Du côté de la matière noire, l’expérience LUX-ZEPLIN, qui opère à près d’un mile sous terre au centre de recherche souterrain de Sanford dans le Dakota du Sud, a signalé une interaction entre particules uniques que les chercheurs ont eu du mal à expliquer avec des antécédents connus. Le ministère américain de l’Énergie le décrit comme l’indice de matière noire le plus convaincant que l’expérience ait rapporté jusqu’à présent, tout en notant que le résultat n’atteint pas le seuil statistique requis pour revendiquer une découverte. Si l’événement était provoqué par la matière noire, la particule aurait une masse au moins 200 fois supérieure à celle d’un proton.

La NASA maintient un aperçu accessible de ce qui est établi et de ce qui n’est pas établi concernant la matière noire et l’énergie noire, ce qui constitue un meilleur point de départ pour les lecteurs que n’importe quel résultat d’enquête. D’autres données provenant d’enquêtes spectroscopiques, de détecteurs à détection directe de nouvelle génération et d’observatoires d’ondes gravitationnelles feront le travail qu’aucun sondage ne peut faire.

Pour les lecteurs, les enseignements pratiques sont une habitude plutôt qu’une action. Lorsque la couverture médiatique décrit quelque chose en physique fondamentale comme établi, il convient de se demander si l’affirmation se situe au cœur du domaine bien testé ou à la frontière où cette enquête a révélé que les répondants étaient divisés en trois ou quatre. Ce sont des catégories très différentes et les gros titres les distinguent rarement.

Ce que les lecteurs veulent savoir

Que demandait l’enquête ? Dix questions couvrant des problèmes ouverts majeurs en cosmologie, physique des particules et relativité générale, notamment la matière noire, l’énergie noire, les trous noirs, la mécanique quantique et la gravité quantique.

Combien de personnes ont répondu ? Plus de 1 600, issus des lecteurs de Physics Magazine et des membres de l’American Physical Society. Les organisateurs la décrivent comme la plus grande enquête à ce jour axée sur les points de vue des physiciens sur les questions ouvertes de la physique.

Quelles questions ont suscité l’accord de la majorité ? Seulement deux. Environ sept personnes interrogées sur dix ont déclaré que le Big Bang ne marquait pas nécessairement un début absolu des temps, et 51 % ont choisi l’inflation cosmique comme la meilleure explication des énigmes du premier univers.

Cela signifie-t-il que la physique établie est mise en doute ? Non. L’enquête couvrait des questions frontières, et non le noyau bien testé.

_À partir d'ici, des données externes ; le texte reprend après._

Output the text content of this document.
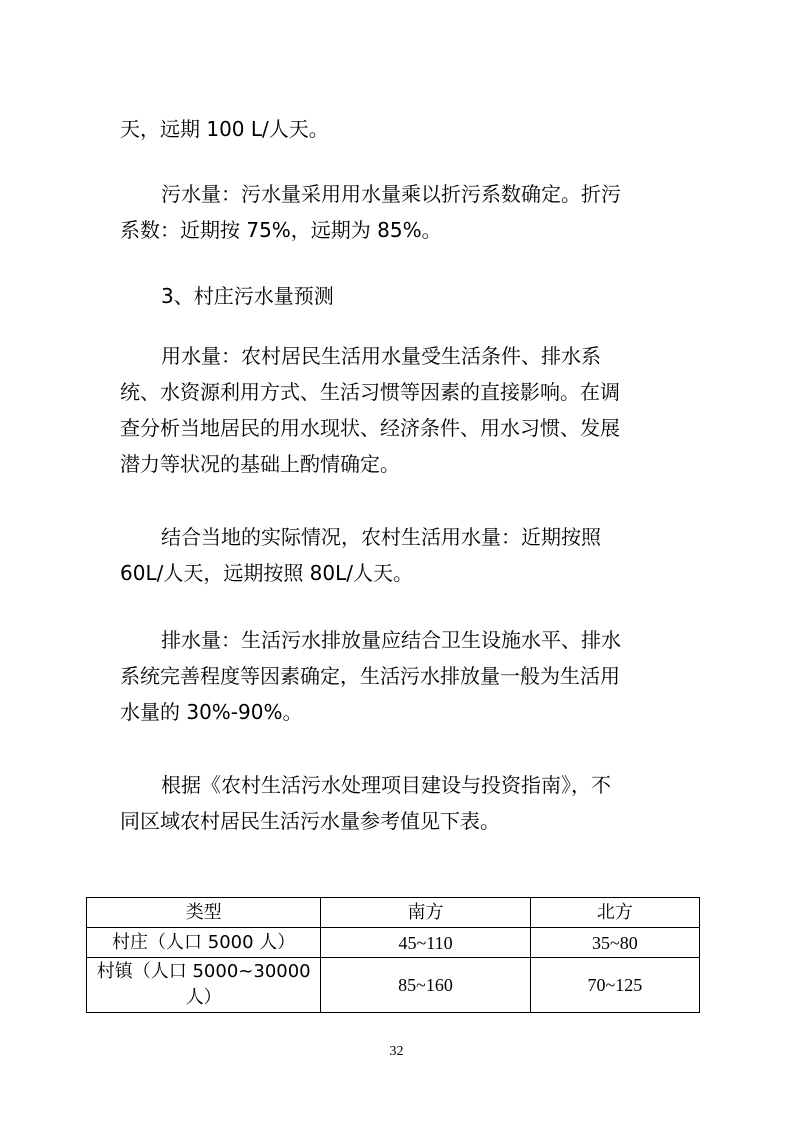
天，远期 100 L/人天。
污水量：污水量采用用水量乘以折污系数确定。折污
系数：近期按 75%，远期为 85%。
3、村庄污水量预测
用水量：农村居民生活用水量受生活条件、排水系
统、水资源利用方式、生活习惯等因素的直接影响。在调
查分析当地居民的用水现状、经济条件、用水习惯、发展
潜力等状况的基础上酌情确定。
结合当地的实际情况，农村生活用水量：近期按照
60L/人天，远期按照 80L/人天。
排水量：生活污水排放量应结合卫生设施水平、排水
系统完善程度等因素确定，生活污水排放量一般为生活用
水量的 30%-90%。
根据《农村生活污水处理项目建设与投资指南》，不
同区域农村居民生活污水量参考值见下表。
类型	南方	北方
村庄（人口 5000 人）	45~110	35~80

村镇（人口 5000~30000
人）	85~160	70~125
32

La relativité générale et la mécanique quantique n’en ont pas fait l’objet et continuent de passer des tests de précision.

Pourquoi le modèle cosmologique standard a-t-il échoué ? Les organisateurs soulignent les résultats de l’instrument spectroscopique de l’énergie noire suggérant que l’énergie noire peut varier dans le temps, ce qui entre en conflit avec l’hypothèse du modèle selon laquelle elle reste constante.

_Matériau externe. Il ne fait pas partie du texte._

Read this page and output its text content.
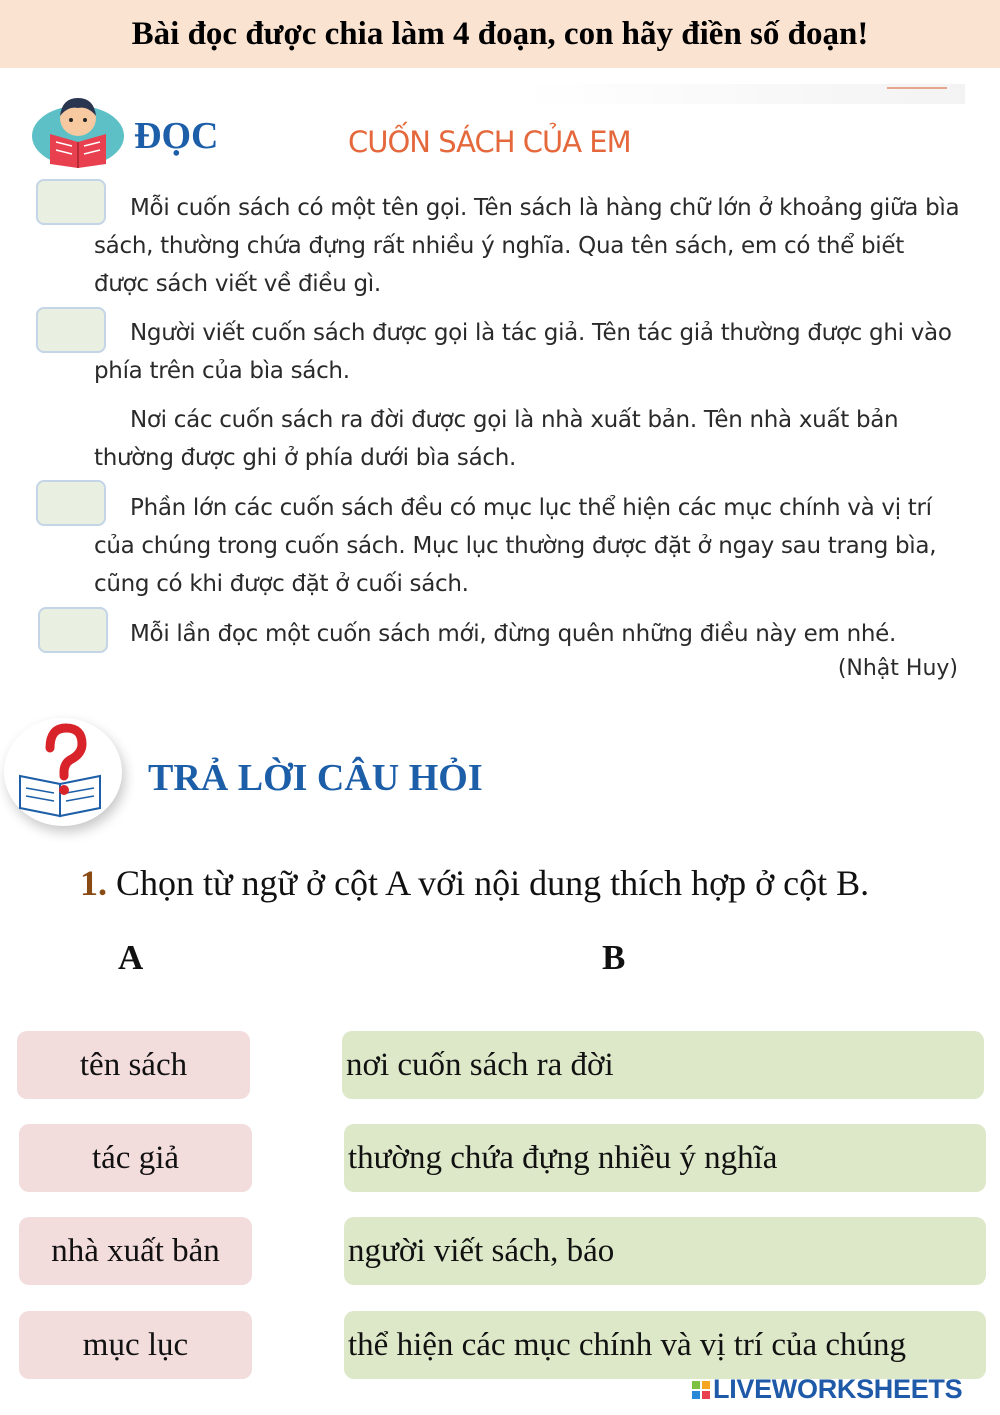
Bài đọc được chia làm 4 đoạn, con hãy điền số đoạn!
ĐỌC	CUỐN SÁCH CỦA EM
Mỗi cuốn sách có một tên gọi. Tên sách là hàng chữ lớn ở khoảng giữa bìa sách, thường chứa đựng rất nhiều ý nghĩa. Qua tên sách, em có thể biết được sách viết về điều gì.
Người viết cuốn sách được gọi là tác giả. Tên tác giả thường được ghi vào phía trên của bìa sách.
Nơi các cuốn sách ra đời được gọi là nhà xuất bản. Tên nhà xuất bản thường được ghi ở phía dưới bìa sách.
Phần lớn các cuốn sách đều có mục lục thể hiện các mục chính và vị trí của chúng trong cuốn sách. Mục lục thường được đặt ở ngay sau trang bìa, cũng có khi được đặt ở cuối sách.
Mỗi lần đọc một cuốn sách mới, đừng quên những điều này em nhé.
(Nhật Huy)
TRẢ LỜI CÂU HỎI
1. Chọn từ ngữ ở cột A với nội dung thích hợp ở cột B.
A	B
tên sách
tác giả
nhà xuất bản
mục lục
nơi cuốn sách ra đời
thường chứa đựng nhiều ý nghĩa
người viết sách, báo
thể hiện các mục chính và vị trí của chúng
LIVEWORKSHEETS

Quelle est la plus grande faiblesse de l’enquête ? Les personnes interrogées se sont auto-sélectionnées et un peu plus de 20 pour cent se décrivent comme des passionnés de science plutôt que comme des chercheurs. Les pourcentages reflètent qui a choisi de répondre, et non un échantillon aléatoire de la discipline.

Quand les résultats ont-ils été publiés ? Dans Physics Magazine du 12 mai 2026, avec une correction le 18 mai réduisant l’affirmation sur l’échelle de l’enquête. Les résultats ont depuis été largement diffusés.